SDK & CLI
Install the ArmorIQ CLI, wire the Python or TypeScript SDK into your agent, and ship authorized tool calls backed by cryptographic intent tokens and per-user policy enforcement.
The ArmorIQ SDK and CLI let you secure every tool call your AI agent makes. The CLI authenticates your developer workstation and manages per-organization API keys; the SDK wraps every tool call with a cryptographically signed intent token so the proxy can enforce policy before the call leaves your network.
You only need two things to integrate:
- An API key — minted from the dashboard under API Keys or from the CLI after
armoriq login. - An email — the identity of the end user your agent is acting on behalf of.
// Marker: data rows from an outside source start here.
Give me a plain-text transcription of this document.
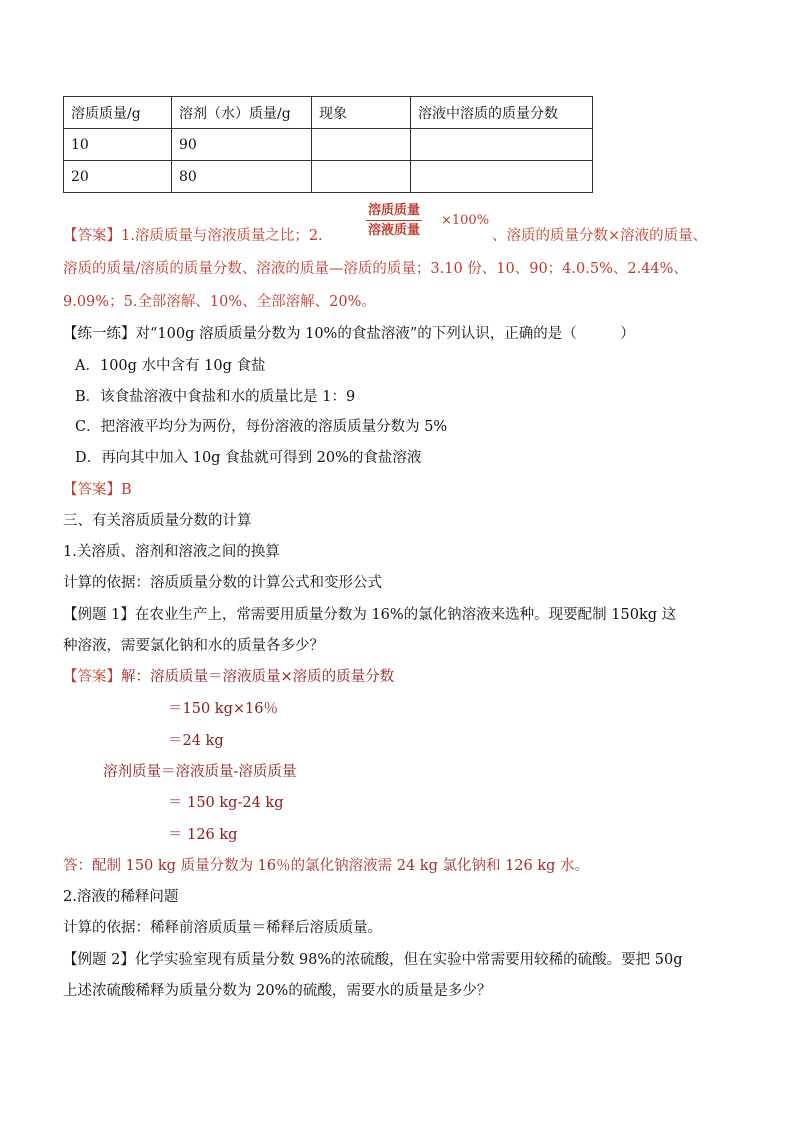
溶质质量/g	溶剂（水）质量/g	现象	溶液中溶质的质量分数
10	90		
20	80		
【答案】1.溶质质量与溶液质量之比；2.
溶质质量
溶液质量
×100%
、溶质的质量分数×溶液的质量、
溶质的质量/溶质的质量分数、溶液的质量—溶质的质量；3.10 份、10、90；4.0.5%、2.44%、
9.09%；5.全部溶解、10%、全部溶解、20%。
【练一练】对“100g 溶质质量分数为 10%的食盐溶液”的下列认识，正确的是（　　　）
A．100g 水中含有 10g 食盐
B．该食盐溶液中食盐和水的质量比是 1：9
C．把溶液平均分为两份，每份溶液的溶质质量分数为 5%
D．再向其中加入 10g 食盐就可得到 20%的食盐溶液
【答案】B
三、有关溶质质量分数的计算
1.关溶质、溶剂和溶液之间的换算
计算的依据：溶质质量分数的计算公式和变形公式
【例题 1】在农业生产上，常需要用质量分数为 16%的氯化钠溶液来选种。现要配制 150kg 这
种溶液，需要氯化钠和水的质量各多少？
【答案】解：溶质质量＝溶液质量×溶质的质量分数
＝150 kg×16％
＝24 kg
溶剂质量＝溶液质量-溶质质量
＝ 150 kg-24 kg
＝ 126 kg
答：配制 150 kg 质量分数为 16％的氯化钠溶液需 24 kg 氯化钠和 126 kg 水。
2.溶液的稀释问题
计算的依据：稀释前溶质质量＝稀释后溶质质量。
【例题 2】化学实验室现有质量分数 98%的浓硫酸，但在实验中常需要用较稀的硫酸。要把 50g
上述浓硫酸稀释为质量分数为 20%的硫酸，需要水的质量是多少？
Attached per-call via
for_user(email)(Python) or theuserEmailoption (TypeScript). Audit logs, policies, and delegation flows all key off this email.
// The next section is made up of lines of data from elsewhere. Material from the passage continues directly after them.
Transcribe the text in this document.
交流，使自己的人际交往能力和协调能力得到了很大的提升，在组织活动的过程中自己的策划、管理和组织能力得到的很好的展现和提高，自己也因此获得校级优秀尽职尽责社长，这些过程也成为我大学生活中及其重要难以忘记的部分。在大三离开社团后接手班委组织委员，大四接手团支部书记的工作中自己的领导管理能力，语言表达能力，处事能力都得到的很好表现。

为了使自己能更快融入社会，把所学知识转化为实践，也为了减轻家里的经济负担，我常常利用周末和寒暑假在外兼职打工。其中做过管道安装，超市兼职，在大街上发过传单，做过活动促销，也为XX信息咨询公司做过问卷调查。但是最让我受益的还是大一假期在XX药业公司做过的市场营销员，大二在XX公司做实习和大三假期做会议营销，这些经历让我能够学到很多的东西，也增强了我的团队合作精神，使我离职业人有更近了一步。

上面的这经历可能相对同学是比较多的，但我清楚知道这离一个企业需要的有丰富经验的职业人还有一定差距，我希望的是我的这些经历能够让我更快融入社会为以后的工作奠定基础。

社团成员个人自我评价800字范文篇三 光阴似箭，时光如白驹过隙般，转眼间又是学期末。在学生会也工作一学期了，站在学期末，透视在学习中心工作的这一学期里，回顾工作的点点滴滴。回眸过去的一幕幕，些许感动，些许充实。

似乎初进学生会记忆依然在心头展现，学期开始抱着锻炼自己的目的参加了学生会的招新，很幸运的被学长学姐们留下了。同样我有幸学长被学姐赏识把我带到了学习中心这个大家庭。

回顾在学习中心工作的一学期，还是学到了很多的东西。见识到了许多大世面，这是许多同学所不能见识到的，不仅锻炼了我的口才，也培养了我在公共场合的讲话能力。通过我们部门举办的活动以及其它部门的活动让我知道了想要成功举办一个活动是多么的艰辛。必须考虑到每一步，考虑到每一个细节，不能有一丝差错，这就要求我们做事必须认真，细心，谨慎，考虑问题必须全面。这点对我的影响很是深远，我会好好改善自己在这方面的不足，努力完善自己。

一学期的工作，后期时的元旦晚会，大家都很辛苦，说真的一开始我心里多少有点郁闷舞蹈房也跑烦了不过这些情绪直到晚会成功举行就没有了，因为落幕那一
That pair — API key + email — is the canonical minimum for any real integration.
Start here
Installation
Install the CLI and SDK via pipx, pip, uv, or npm.
Quickstart
Sixty seconds from armoriq login to your first authorized tool call.
Authentication
Log in, manage credentials, and use keys safely in production.
CLI Reference
Every command, every flag, with copy-pasteable examples.
Python SDK
ArmorIQClient, for_user, plan capture, intent tokens, exceptions.
TypeScript SDK
The @armoriq/sdk package for Node agents.
Frameworks
Drop-in integration for Google ADK, plus the raw-client pattern for everything else.
armoriq.yaml
Full configuration schema for config-as-code deployments.
Multi-org workflow
List your organizations, switch scope, pre-select an org at login.
What you get
| Capability | What it does |
|---|---|
| Intent tokens | Every tool call is signed against the LLM's actual reasoning. The proxy rejects calls that don't match the signed plan. |
| Per-tool allow-lists | Define which tools each agent can call. Deny rules always win over allow. |
| Per-user scoping | Attach an end-user email to every call. Policies and audit logs are scoped per-user, per-membership, or per-role. |
| Delegation & approvals | High-risk tool calls can require human approval. The SDK waits on the delegation and retries automatically once approved. |
| Audit trail | Every plan, token, and invocation is captured in the dashboard — searchable by agent, user, or tool. |
Prerequisites
Before you start, have:
- A verified ArmorIQ account — see Getting Started.
- Membership in at least one organization — see Organizations.
- Python 3.10+ (for the Python SDK and the CLI) or Node.js 18+ (for the TypeScript SDK).
The CLI is Python-only today. TypeScript users should install the Python CLI via pipx install armoriq-sdk for authentication and org management; your runtime can still use @armoriq/sdk in Node.